For all intents and purposes I think my part of the touch ups is done. Today we spent the morning finishing up, which means I put some paint on a couple new walls, touched up the area of plaster repair and now the back hallway looks as sound as it really is. A big part of that was going over our drips and spills with Goof Off. Man, that stuff is strong. Smelling that is. It’s good to use ventilation and such but in the hallway there’s still a lot of stink to be dealt with. A respirator would have been a good idea…. Oh well…..
Why I didn’t do this for ourselves when we moved in, I don’t know. But I didn’t. I guess I really don’t “see” some of these things. But I can understand Michael’s point of view. Potential buyers don’t knowthat the exterior wall has been sound and dry ever since the new gutters were put on …. some 5+ years ago. But the clean walls and absence of cracks should reduce the questions.

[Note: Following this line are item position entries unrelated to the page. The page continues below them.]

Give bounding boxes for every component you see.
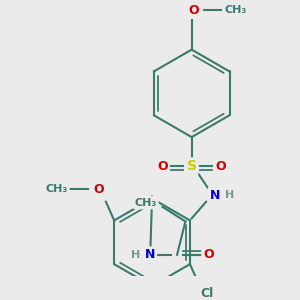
Text: CH₃: CH₃ (46, 184, 68, 194)
Text: O: O (215, 160, 226, 173)
Text: CH₃: CH₃ (224, 5, 247, 15)
Text: N: N (209, 189, 220, 202)
Text: N: N (145, 248, 155, 261)
Text: H: H (224, 190, 234, 200)
Text: O: O (203, 248, 214, 261)
Text: S: S (187, 159, 197, 173)
Text: Cl: Cl (200, 287, 213, 300)
Text: O: O (188, 4, 199, 16)
Text: CH₃: CH₃ (135, 198, 157, 208)
Text: H: H (131, 250, 140, 260)
Text: O: O (157, 160, 168, 173)
Text: O: O (93, 183, 104, 196)
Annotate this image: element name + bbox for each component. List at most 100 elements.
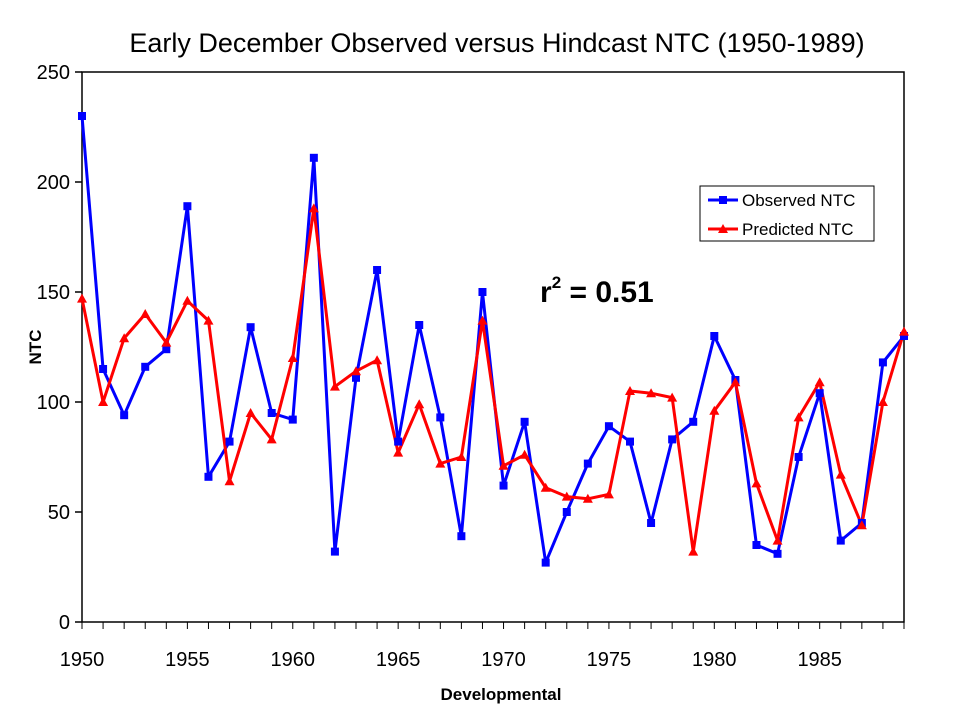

I guess this is one of those cases there even if nothing is wrong, if you cause someone to raise questions or doubts that are false you can’t just reach out and remove the thought from their brain.
I can’t believe that we did it all with less than 5 gallons of paint — I am beginning to regret never having investigated Hallman Lindsay paints back in the days when we had the apartment building. We used a lot of paint in those days and a paint that coats as well as this would have been a godsend.
Michael says he’ll be over during the weekend to finish up the projects that he has in mind before we re-list. He’s got his hands full; but he’ll get it sorted out I’m sure. He’s a hard worker.
So, let me tell you the saga of Lightroom File previews. My laptop – the only computer I have with us when we are in Journey – only has a 300 GB hard drive. Used to be that was a lot of storage, but my desktop unit has 4 TB of storage and I have been sadly spoiled. I have been able to manage file storage for images with the smaller drive but it hasn’t been very convenient.
I thoughtto myself that I could make better use of Lightroom’s cataloging capabilities so I tried an experiment. Adobe has designed Lightroom so that it will remember hard drives for cataloging purposes in the same way that a card catalog might identify books that might only be available from a sister library, but which are cataloged so that it’s users would know that the book is available somewhere. My plan was to import several other catalogs into the primary one so that I could better keep track of which hard drive I needed to plug in when I wanted archived images.
This “smart” plan worked really well. I imported all the catalogs. I have three external drives connected to my laptop with an additional 2.5 TB of storage. The catalog files were spread out among all four drives and I could see them just as in this screen shot to the left.
But… Then I tried to close down Lightroom. Lightroom does a database test and file optimization routine when it shuts down. I got part of the way through that (aren’t progress meters wonderful) and then a system alert popped up telling me that I was short on storage…. less than 1 GB.
Now that was a shock because when I started the day I had about 115 GB available on my hard drive!
It turns out that between the database file and the image previews file I had burned up 114 GB of storage mostly in image previews.
Of course I wasn’t sure what had happened at first, so it took a couple hours of searching, and a preventive defragging of my hard drive — I didn’t really need to do that — but it’s always good to start out with basics. I since have divided my catalog back into a series of smaller catalogs and I’ll just get used to dealing with the images in several categorization systems.
As an added benefit I learned something about iPhoto that I didn’t know. I have had a longstanding “thing” about iPhoto. It’s one of Apple’s built in applications, it makes sharing simple, does some image adjustments easily enough, but it’s a lot more difficult to use than Lightroom.
While I was trying to figure out where all my storage went, I decided to do a little experiment to compare the iPhoto and Lightroom file structures. It turns out that a catalog containing only 255 images takes more than twice the space in iPhoto than it does in Lightroom. With all the images I keep, that’s a lot of storage to lose.